Robbie Williams jest kolejną gwiazdą, która wraz z organizacjami charytatywnymi odwiedziła Haiti. W styczniu kraj nawiedziło tragiczne w skutkach trzęsienie ziemi. Piosenkarz, który na własne oczy widział cierpienie ofiar, biedę oraz trud osób chcących odbudować zniszczone państwo, zamarzył o zaopiekowaniu się osieroconymi w katastrofie dziećmi. Upatrzył sobie nawet dwójkę.
Chciałem zaadoptować od razu – pochwalił się dziennikarzom Sunday Mirror. Tak już działa każdy człowiek. Gdy widzimy cierpienie innych, mamy wyrzuty sumienia i chcemy pomóc wszystkim dookoła. Nie można jednak działać pod wpływem emocji. Mam jeszcze kilka rzeczy do zrobienia, zanim zajmę się budowaniem rodziny. Myślę, że najpierw spłodzę kilka swoich pociech, a później zaadoptuję. Ayda i ja już o tym dyskutowaliśmy i zgodziliśmy się, że to najlepszy plan. Nie wiemy jeszcze, kiedy to nastąpi.

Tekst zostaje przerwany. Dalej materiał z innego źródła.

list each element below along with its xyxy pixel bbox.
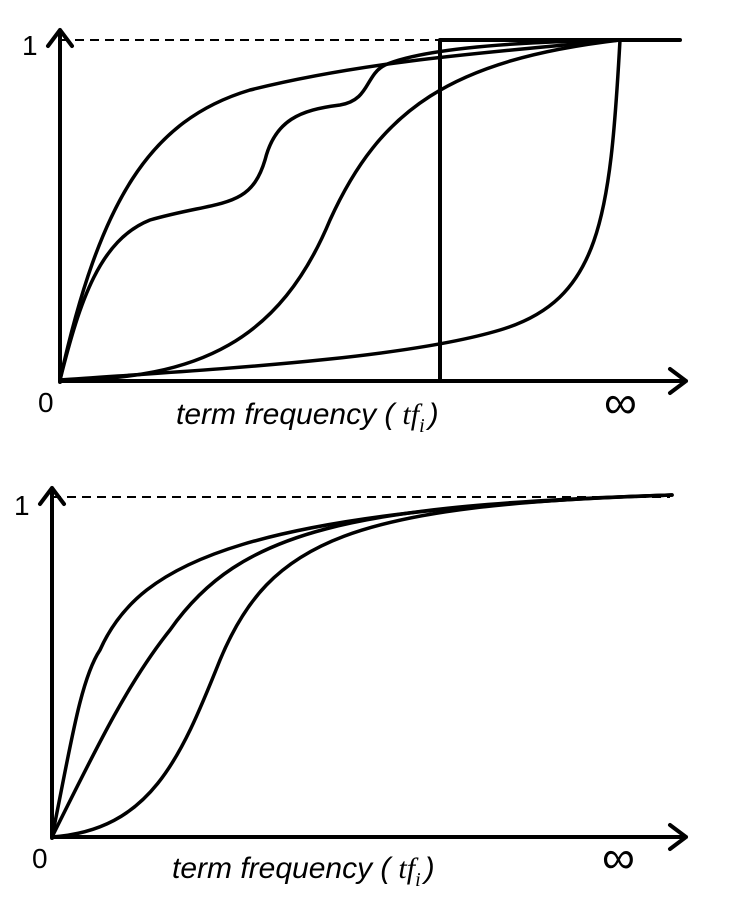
x-axis [58,367,688,395]
y-axis [38,486,66,840]
curve [58,38,622,382]
x-axis [50,823,688,851]
bottom-panel: 1 0 term frequency (tfi) ∞ [14,486,688,891]
origin-label: 0 [38,387,54,418]
y-top-label: 1 [22,30,38,61]
x-label-variable: tf [402,398,422,431]
y-axis [46,28,74,384]
x-axis-label: term frequency (tfi) [176,398,439,437]
x-label-close: ) [426,398,439,431]
y-top-label: 1 [14,490,30,521]
origin-label: 0 [32,843,48,874]
step-function [438,38,682,383]
curve [50,493,674,839]
curve [58,38,622,382]
x-axis-label: term frequency (tfi) [172,852,435,891]
x-label-subscript: i [419,415,425,437]
x-end-label: ∞ [604,376,637,428]
x-label-variable: tf [398,852,418,885]
curve [50,493,674,839]
x-label-text: term frequency ( [172,852,393,885]
x-label-text: term frequency ( [176,398,397,431]
top-panel: 1 0 term frequency (tfi) ∞ [22,28,688,437]
curve [58,38,622,382]
x-label-subscript: i [415,869,421,891]
x-label-close: ) [422,852,435,885]
x-end-label: ∞ [602,831,635,883]
curve [58,38,622,382]
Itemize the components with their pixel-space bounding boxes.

Przypomnijmy, że Robbie nie jest pierwszą osobą, która rozważa adopcję sieroty z Haiti. Już wcześniej Katherine Heigl oraz Queen Latifah publicznie powiedziały, że bardzo poważnie o tym myślą. Wyclef Jean, z pochodzenia Haitańczyk, osobiście zaapelował do gwiazd, żeby zaopiekowały się dziećmi z Haiti tak, aby zainteresować ludzi na całym świecie tym państwem.